Foster care changes lives

Claudia looks back with pride. “I’m happy when I see kids who grew up with me – people who don’t depend on the system, who are independent, polite, and hardworking. My kids are rich kids because they have brothers, foster brothers at the table and in life.” 

“Just imagine if we were somewhere in the middle of Africa, in an unfamiliar place, with an unfamiliar language. How much would it mean if someone offered us a hand, a refuge? If someone wants to leave a mark in someone’s life, they should foster.” 

Unaccompanied and separated children especially need a caring family to give them stability and support. UNICEF, together with partners, promotes fostering and provides support to foster parents. Claudia, who is also president of the DamDom Association, emphasizes: “Support and supervision are key. We’re the only ones in Croatia who have continuous supervision, every third Tuesday of the month, for more than ten years.” 

Weekend foster care gives children a chance to experience family life and emotional stability, even if it's just for a short time. “It’s not just about short-term experiences – it’s a chance to give a child back their smile, hope and faith in people", says Claudia. 

Alain’s path to independence

Today Alain lives in a organized housing, preparing for independent life. “It’s good because you learn how to live after school.

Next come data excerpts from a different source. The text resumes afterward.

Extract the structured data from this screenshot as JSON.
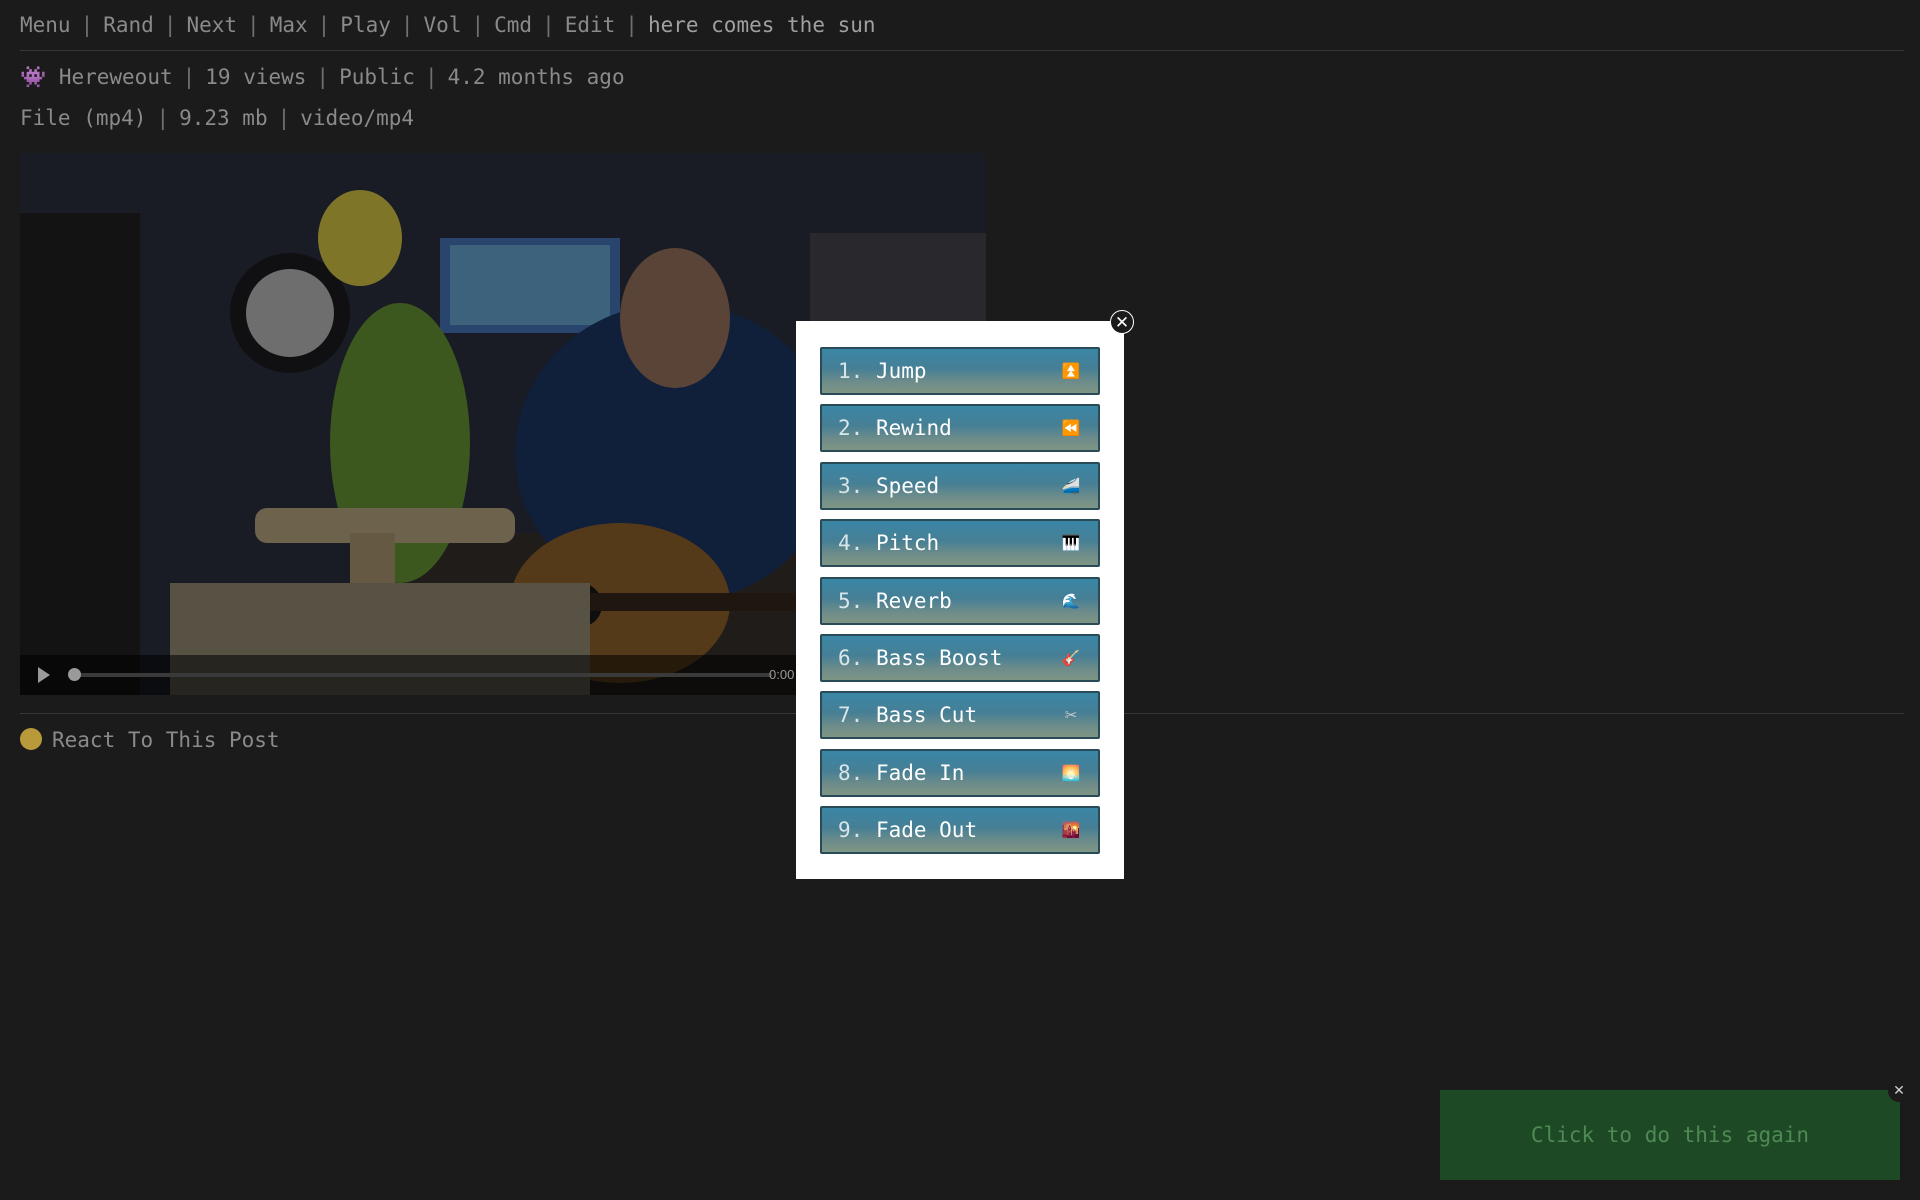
{
  "nav": {
    "items": [
      "Menu",
      "Rand",
      "Next",
      "Max",
      "Play",
      "Vol",
      "Cmd",
      "Edit"
    ],
    "title": "here comes the sun"
  },
  "post_meta": {
    "author_icon": "alien-monster-icon",
    "author": "Hereweout",
    "views": "19 views",
    "visibility": "Public",
    "age": "4.2 months ago"
  },
  "file_meta": {
    "file_type": "File (mp4)",
    "size": "9.23 mb",
    "mime": "video/mp4"
  },
  "video": {
    "time": "0:00",
    "progress": 0
  },
  "react": {
    "icon": "hugging-face-icon",
    "label": "React To This Post"
  },
  "modal": {
    "close_icon": "close-icon",
    "items": [
      {
        "number": "1.",
        "label": "Jump",
        "icon": "up-arrow-icon",
        "glyph": "⏫",
        "icon_color": "#f08a1c"
      },
      {
        "number": "2.",
        "label": "Rewind",
        "icon": "rewind-icon",
        "glyph": "⏪",
        "icon_color": "#f08a1c"
      },
      {
        "number": "3.",
        "label": "Speed",
        "icon": "bullet-train-icon",
        "glyph": "🚄",
        "icon_color": "#dfe6ea"
      },
      {
        "number": "4.",
        "label": "Pitch",
        "icon": "piano-keys-icon",
        "glyph": "🎹",
        "icon_color": "#202020"
      },
      {
        "number": "5.",
        "label": "Reverb",
        "icon": "wave-icon",
        "glyph": "🌊",
        "icon_color": "#2f7fd0"
      },
      {
        "number": "6.",
        "label": "Bass Boost",
        "icon": "guitar-icon",
        "glyph": "🎸",
        "icon_color": "#d65a2a"
      },
      {
        "number": "7.",
        "label": "Bass Cut",
        "icon": "scissors-icon",
        "glyph": "✂",
        "icon_color": "#c8c8c8"
      },
      {
        "number": "8.",
        "label": "Fade In",
        "icon": "sunrise-icon",
        "glyph": "🌅",
        "icon_color": "#f2b640"
      },
      {
        "number": "9.",
        "label": "Fade Out",
        "icon": "sunset-city-icon",
        "glyph": "🌇",
        "icon_color": "#c2456a"
      }
    ]
  },
  "toast": {
    "label": "Click to do this again",
    "close_icon": "close-icon"
  },
  "colors": {
    "background": "#1b1b1b",
    "button_gradient_top": "#3a86a6",
    "button_gradient_bottom": "#7d9584",
    "toast_background": "#1d4a24",
    "toast_text": "#4f8a55"
  }
}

When I leave that place, I know there won’t be a caregiver to manage finances with me”, he says. He works at a company in Zagreb and has big plans – to enroll in university, start his own business, visit siblings now living in the United States. “Croatia is my home. I’d love to get Croatian citizenship. I hope it all works out. Step by step, and it’ll be great.” 

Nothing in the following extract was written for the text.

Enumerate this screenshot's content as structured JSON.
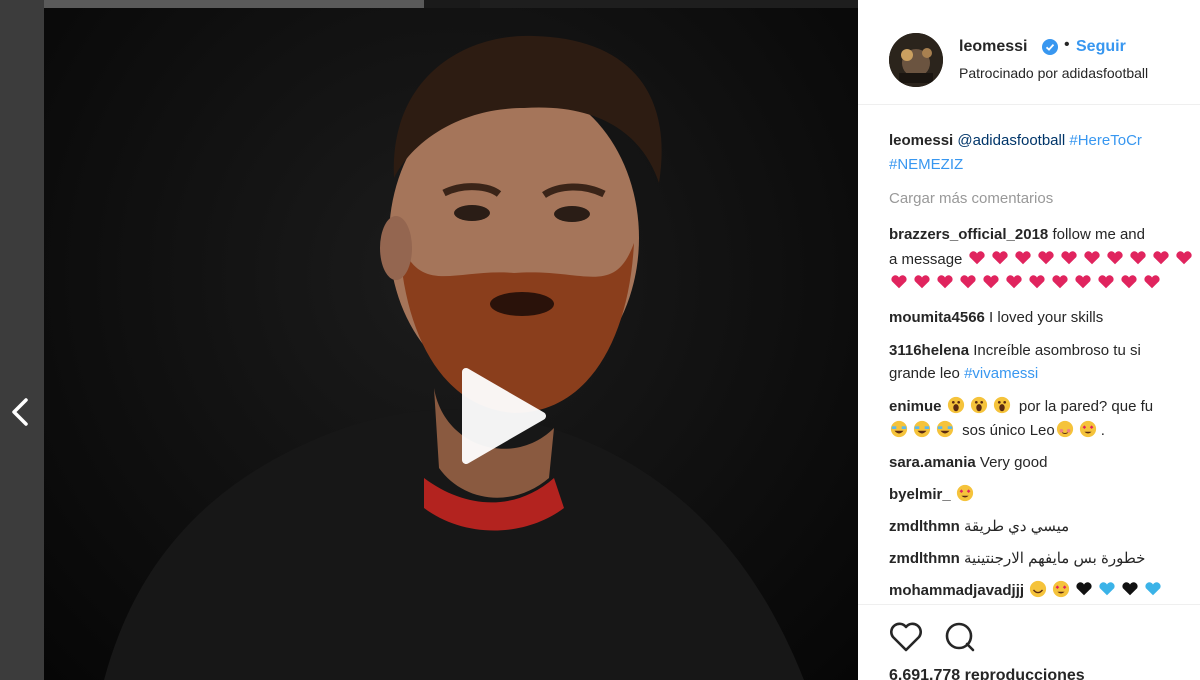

Alain quickly fell in love with Croatia. “I like that Croatia is a peaceful country. In Zagreb, I can walk all night without worry”, he says. The food won him over – stuffed peppers, burek and sarma are his favorites, and he learned that “there’s only one burek – the one with meat.” He’s thrilled with the people too: “They’re open, they love to talk. I have lots of friends, play basketball, go to the gym.” Music is his constant companion – he listens to everything and even learned local songs. 

“People sometimes ask me: did you know anything about Croatia before?” Alain smiles and continues, “Yes, I knew about Dinamo. In the Champions League they sometimes played against other clubs. And then the World Cup – Croatia against France. We speak French in Congo, so everyone expected us to cheer for France, but some friends and I decided we’d cheer for Croatia.” 

Football was his first connection to Croatia, and later a way to bond with Claudia and her family. “We watched matches together, cheered for Rijeka. They all bought me a Rijeka jersey. I once wore it in Zagreb when Rijeka played against Dinamo – people looked at me funny. Only later did I realize why!” 

“I noticed that many Croatian national team players have surnames ending in ‘ić’ – Luka Modrić, Perišić, Mandžukić. So, I said: if I get citizenship, I’ll change my surname to Malelić. I’ll be Mr. Malelić!” 

Support to development foster care of unaccompanied and separated children is at the heart of activities that UNICEF, in cooperation with Switzerland, carries out across Croatia as part of the programme  “Supporting protection and integration of children and families in migration in Croatia​" funded by the Second Swiss Contribution to selected EU member states.